"Some time after the experiment was over, I came to a conclusion that there were serious side effects to this vaccine. And, the number was relatively high. I was worried. At the same time, I felt that project leaders were trying to tone down the danger of vaccine," said Guldberg.
Results of the vaccine trial were compiled 1991. The vaccine was providing protection in 57% of cases. That was not enough to add it to the Norwegian vaccination program. As the meningococcus b epidemic was dying out, the vaccine was never used in Norway the way it was meant to be.
After the request from the World Health Organization (WHO), the vaccine was exported to New Zealand, during 2001. Using the same technology and the same methodology from the 1980s, researchers from the Norwegian Institute of Public Health tailored a new vaccine for New Zealand. The multinational pharmaceutical company Chiron was awarded rights to mass produce the vaccine.
Usually, a vaccine is supposed to pass different tests before it is approved for mass use on the population. But, this vaccine was tested in record time. Phase III trials were completely dropped. Rare side effects are often not discovered before the phase III trials. Phase III trials are randomized, placebo controlled trials. Instead of testing this new vaccine through a new phase III trial, safety data and affectivity data were just taken from the Norwegian vaccine and assumed valid for the New Zealand vaccine. Because safety data of this vaccine were incomplete, the vaccine was not officially approved in New Zealand. Instead, mass vaccination of 1.1 million New Zealand kids started with a temporary approval.
Breach of the international research ethics
In New Zealand, the Norwegian vaccine was used as a guaranty that the New Zealand vaccine is safe and effective. It was the Norwegian Institute of Public Health that was the guarantor.

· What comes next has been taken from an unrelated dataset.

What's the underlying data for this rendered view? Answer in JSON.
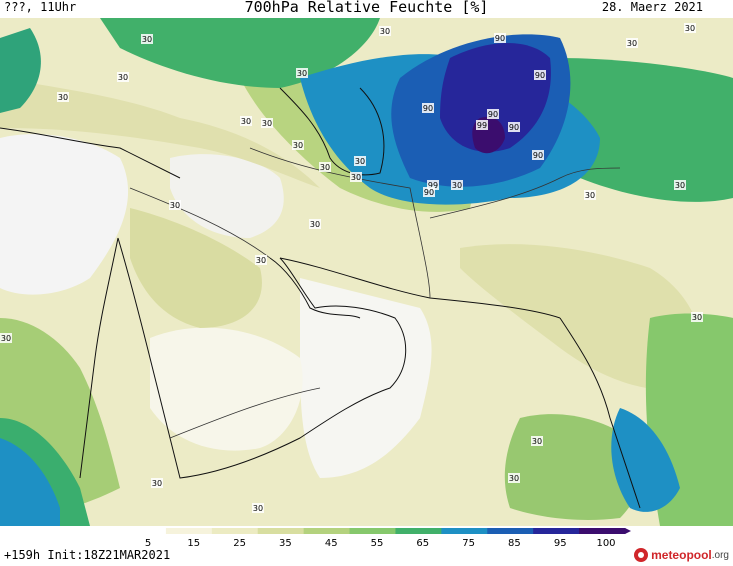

"First: Norwegian vaccine was not safe! Second, it is a serious overstatement to say that vaccine is effective. Third: it is against international regulations and against research ethics to start to vaccinate small children on New Zealand with a vaccine that was tested on a different group of people, Norwegian school kids. To say it nice, they enlisted hundreds of thousands of small kids into a gigantic experiment," says Jan Helge Solbakk, professor in medical ethics.
Quote: "Some time after the experiment was over, I came to the conclusion that there were serious side effects to this vaccine. And, the number was relatively high. I was worried. At the same time, I felt that project leaders were trying to tone down the danger of the vaccine."
Hans Cato Guldberg, professor of medicine, was a member of a committee that was to evaluate side effects during the experiment.